Quel élan ! Pour l’essentiel, des mesures déjà annoncées et surtout une nouvelle étape vers la privatisation du réseau.

Un contexte de compétition internationale

Dans ce contexte, l’éducation est devenue un « enjeu géopolitique », l’enseignement français à l’étranger étant «  un instrument stratégique de notre diplomatie d’influence ». Donc, il s’agit de livrer une « bataille » en répondant à l’ambition présidentielle de doublement du nombre d’élèves des écoles d’enseignement français à l’étranger à l’horizon 2030 (discours d’E. Macron à l’Institut de France, le 20 mars 2018) en scolarisant notamment plus d’élèves étrangers (actuellement, ils représentent les deux tiers de nos élèves et leur nombre progresse plus fortement que celui des élèves français).

Attirer les investisseurs et les parents

Le rôle de l’AEFE, « colonne vertébrale du réseau » a été affirmé. Toutefois, si le Ministre a rappelé que l’Agence devait veiller au développement du réseau existant (comprenant aussi les établissements en gestion directe et les conventionnés), il a surtout été question de "l’extension" du réseau. L’État engage l’AEFE dans le développement d’établissements concurrents, dits "partenaires" ! Un seul service de l’Agence a été cité ! : le Service de l’appui et du développement du réseau (SADR) est destiné à accompagner, dans tous les domaines, des investisseurs publics ou privés ayant l’intention de demander l’homologation du Ministère de l’Éducation nationale et de devenir des établissements "partenaires" de l’AEFE. L’outil AEFE, financé par la dotation de l’État, est donc au service des investisseurs. C’est d’ailleurs déjà le cas : outre le SADR, les IPR de l’AEFE consacrent une grande partie de leur temps aux missions d’homologation et à son suivi ; quant au site de l’AEFE, il héberge des annonces de recrutement pour ces nouveaux établissements !

Le rôle des parents d’élèves a été salué. Il faut dire que l’État se désengageant progressivement, la participation des familles a augmenté et elle atteint maintenant plus de 60% du financement des établissements. Pour répondre à leurs attentes, il est prévu de renforcer l’éducation plurilingue avec un doublement des sections internationales (de 138 aujourd’hui à 276 à terme).
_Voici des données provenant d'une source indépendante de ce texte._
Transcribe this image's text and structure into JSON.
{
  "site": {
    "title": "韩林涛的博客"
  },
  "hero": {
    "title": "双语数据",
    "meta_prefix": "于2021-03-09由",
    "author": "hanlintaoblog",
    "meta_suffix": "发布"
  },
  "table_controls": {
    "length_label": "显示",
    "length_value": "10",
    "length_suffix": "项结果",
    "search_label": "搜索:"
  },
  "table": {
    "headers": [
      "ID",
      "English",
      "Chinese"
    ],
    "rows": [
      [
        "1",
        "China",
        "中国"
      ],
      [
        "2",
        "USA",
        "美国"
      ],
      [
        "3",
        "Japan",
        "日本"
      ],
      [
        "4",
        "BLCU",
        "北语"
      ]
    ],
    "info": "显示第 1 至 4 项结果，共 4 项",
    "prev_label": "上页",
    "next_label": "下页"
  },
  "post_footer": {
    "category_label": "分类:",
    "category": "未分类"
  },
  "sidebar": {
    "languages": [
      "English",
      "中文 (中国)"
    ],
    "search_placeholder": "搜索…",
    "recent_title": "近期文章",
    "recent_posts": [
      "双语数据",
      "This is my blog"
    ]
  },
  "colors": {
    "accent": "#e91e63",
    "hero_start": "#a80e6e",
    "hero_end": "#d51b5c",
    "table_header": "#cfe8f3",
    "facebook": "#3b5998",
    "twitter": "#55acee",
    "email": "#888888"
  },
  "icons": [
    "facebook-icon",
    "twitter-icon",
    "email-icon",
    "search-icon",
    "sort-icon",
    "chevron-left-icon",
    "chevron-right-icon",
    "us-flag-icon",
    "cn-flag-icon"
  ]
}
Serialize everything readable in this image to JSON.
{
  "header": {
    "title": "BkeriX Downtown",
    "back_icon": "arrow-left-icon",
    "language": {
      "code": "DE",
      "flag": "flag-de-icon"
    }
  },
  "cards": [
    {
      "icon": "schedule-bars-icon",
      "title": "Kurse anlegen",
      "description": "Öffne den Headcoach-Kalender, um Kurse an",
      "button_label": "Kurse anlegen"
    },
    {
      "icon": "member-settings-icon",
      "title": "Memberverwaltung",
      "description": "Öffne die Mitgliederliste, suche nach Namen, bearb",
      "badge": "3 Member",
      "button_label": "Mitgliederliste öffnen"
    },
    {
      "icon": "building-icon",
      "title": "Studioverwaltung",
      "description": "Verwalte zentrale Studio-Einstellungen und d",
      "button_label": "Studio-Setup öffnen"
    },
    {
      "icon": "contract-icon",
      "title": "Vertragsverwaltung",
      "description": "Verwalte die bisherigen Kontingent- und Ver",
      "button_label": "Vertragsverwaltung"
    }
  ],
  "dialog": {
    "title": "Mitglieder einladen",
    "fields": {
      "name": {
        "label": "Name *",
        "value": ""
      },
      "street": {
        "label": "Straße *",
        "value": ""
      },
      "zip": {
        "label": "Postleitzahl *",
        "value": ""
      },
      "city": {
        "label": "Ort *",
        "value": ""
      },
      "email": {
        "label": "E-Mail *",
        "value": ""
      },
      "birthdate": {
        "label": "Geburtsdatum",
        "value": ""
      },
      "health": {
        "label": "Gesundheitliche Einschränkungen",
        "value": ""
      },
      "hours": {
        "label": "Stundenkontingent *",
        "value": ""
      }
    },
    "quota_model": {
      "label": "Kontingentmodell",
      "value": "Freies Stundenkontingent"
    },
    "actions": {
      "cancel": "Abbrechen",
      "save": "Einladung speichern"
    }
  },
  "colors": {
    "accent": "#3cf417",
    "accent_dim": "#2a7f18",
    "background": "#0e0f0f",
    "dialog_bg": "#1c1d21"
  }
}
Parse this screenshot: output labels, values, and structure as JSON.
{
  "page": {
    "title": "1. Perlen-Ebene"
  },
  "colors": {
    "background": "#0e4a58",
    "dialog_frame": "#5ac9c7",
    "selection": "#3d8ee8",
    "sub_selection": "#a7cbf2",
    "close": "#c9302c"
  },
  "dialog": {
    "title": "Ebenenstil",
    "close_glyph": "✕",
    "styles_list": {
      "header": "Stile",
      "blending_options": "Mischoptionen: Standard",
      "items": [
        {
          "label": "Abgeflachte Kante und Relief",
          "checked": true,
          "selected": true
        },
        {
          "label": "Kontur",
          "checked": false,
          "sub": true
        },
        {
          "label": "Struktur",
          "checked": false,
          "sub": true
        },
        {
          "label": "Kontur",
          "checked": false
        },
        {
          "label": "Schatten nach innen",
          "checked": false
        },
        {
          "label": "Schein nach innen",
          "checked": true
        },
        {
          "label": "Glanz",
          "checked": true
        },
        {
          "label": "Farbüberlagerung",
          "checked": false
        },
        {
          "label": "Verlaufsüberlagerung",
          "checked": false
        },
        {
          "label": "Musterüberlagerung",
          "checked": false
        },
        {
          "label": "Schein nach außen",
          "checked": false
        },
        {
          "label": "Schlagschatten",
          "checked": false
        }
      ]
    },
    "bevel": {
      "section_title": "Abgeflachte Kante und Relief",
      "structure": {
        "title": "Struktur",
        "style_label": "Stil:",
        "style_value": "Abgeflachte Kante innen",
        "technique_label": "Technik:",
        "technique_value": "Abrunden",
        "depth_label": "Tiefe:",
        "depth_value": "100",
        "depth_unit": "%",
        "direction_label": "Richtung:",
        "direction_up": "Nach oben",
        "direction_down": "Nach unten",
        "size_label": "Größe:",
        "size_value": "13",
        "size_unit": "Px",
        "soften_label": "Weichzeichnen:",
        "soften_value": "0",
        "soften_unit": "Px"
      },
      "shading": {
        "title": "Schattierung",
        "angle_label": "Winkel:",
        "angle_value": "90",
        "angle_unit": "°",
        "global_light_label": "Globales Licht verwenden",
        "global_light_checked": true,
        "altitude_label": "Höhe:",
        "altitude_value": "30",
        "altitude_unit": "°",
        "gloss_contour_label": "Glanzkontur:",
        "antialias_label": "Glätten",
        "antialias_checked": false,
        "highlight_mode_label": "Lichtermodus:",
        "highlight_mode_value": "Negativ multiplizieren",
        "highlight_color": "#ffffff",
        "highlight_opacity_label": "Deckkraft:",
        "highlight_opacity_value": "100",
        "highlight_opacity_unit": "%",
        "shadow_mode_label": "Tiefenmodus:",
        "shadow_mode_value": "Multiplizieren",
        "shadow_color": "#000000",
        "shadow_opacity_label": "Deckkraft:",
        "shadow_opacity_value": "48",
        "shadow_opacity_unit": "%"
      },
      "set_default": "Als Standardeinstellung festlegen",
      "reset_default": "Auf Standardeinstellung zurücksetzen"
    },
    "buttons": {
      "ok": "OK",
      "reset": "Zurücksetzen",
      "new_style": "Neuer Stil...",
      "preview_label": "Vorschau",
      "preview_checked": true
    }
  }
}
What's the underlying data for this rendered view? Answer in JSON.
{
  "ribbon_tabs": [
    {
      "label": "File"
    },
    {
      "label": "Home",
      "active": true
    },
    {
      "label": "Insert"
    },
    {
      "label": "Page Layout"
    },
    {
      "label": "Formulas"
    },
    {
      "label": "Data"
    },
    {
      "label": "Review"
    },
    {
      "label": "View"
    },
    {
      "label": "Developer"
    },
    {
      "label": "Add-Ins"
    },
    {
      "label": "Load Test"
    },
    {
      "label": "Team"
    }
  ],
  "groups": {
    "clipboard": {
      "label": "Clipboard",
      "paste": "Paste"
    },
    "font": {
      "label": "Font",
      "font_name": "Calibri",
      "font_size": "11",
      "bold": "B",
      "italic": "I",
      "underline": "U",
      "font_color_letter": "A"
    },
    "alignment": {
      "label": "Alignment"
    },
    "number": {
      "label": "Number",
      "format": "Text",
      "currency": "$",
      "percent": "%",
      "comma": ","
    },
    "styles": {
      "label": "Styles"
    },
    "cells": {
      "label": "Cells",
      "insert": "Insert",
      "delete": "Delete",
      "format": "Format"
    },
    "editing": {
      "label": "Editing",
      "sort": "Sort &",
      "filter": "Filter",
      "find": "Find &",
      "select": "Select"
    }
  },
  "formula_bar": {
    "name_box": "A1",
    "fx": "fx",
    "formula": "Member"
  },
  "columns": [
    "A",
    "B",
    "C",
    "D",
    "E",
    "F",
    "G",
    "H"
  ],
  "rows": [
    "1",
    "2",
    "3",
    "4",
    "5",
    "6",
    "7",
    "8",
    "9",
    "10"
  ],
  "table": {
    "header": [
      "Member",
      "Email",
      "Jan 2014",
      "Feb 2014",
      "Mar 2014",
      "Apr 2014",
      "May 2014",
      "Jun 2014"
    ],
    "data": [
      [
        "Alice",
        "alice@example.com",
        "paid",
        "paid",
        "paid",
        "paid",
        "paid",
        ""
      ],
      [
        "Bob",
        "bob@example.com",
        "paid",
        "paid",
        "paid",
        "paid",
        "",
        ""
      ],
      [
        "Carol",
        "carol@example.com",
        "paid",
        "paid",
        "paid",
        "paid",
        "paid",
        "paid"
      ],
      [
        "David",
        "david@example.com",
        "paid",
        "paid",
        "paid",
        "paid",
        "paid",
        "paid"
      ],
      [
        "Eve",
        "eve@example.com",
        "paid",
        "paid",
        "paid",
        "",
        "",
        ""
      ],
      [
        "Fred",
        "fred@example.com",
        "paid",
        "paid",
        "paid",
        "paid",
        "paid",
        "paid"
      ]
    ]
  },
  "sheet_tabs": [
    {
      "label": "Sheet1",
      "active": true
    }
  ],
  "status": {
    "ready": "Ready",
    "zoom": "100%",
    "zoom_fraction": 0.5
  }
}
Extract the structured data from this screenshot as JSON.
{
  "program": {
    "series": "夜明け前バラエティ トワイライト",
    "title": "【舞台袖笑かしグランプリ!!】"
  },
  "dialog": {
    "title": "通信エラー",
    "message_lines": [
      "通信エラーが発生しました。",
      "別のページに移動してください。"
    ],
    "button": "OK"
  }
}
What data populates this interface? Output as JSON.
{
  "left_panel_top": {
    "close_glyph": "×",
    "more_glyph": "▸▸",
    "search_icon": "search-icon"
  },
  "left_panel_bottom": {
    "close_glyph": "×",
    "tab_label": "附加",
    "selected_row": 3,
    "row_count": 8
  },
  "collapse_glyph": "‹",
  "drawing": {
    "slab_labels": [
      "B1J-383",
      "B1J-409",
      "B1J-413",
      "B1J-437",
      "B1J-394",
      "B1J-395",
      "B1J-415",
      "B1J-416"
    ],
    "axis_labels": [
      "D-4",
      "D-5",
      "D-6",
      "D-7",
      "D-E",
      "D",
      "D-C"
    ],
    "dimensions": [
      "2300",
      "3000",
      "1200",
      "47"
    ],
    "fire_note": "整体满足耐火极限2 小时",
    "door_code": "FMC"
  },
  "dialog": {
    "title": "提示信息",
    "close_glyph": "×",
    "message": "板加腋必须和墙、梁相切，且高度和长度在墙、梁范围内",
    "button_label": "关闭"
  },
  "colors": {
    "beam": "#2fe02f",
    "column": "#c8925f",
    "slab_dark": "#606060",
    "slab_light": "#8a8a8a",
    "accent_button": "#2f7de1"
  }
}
Ceci porterait à rire alors que dans le cadre du nouveau bac les élèves ne peuvent prendre que deux options linguistiques et que le nombre de langues offertes en spécialité a été considérablement réduit ! Les établissements doivent aussi devenir des « laboratoires d’innovation numérique ».

Pour flatter les parents, la composition du Conseil d"administration de l’Agence sera modifiée : outre un représentant des anciens élèves, les représentants de parents d’élèves passeront de deux à quatre. C’est sûr, ça va tout changer… Mais, parmi eux, se trouvent de potentiels investisseurs ! Ils seront aussi mieux associés à la préparation du budget des établissements. Dans les conventionnés ? Ne l’étaient-ils pas par le comité de gestion ? En EGD ?

L’homologation a été simplifiée avec un allègement des critères qui passent de 10 à 6. Il sera dorénavant possible d’obtenir l’homologation dès la première année (au lieu de deux actuellement) et sans aucun enseignant titulaire dans l’établissement ! « Moins bureaucratique » avec un « guide en ligne » pour « plus d’interactivité », c’est certain les investisseurs vont accourir...

Et les personnels ?

Ils ont très peu été présents (un vague remerciement de Le Drian), si ce n’est pour la « mobilité » et la formation. Pour faire face à cette extension espérée du réseau, il faudra des enseignants.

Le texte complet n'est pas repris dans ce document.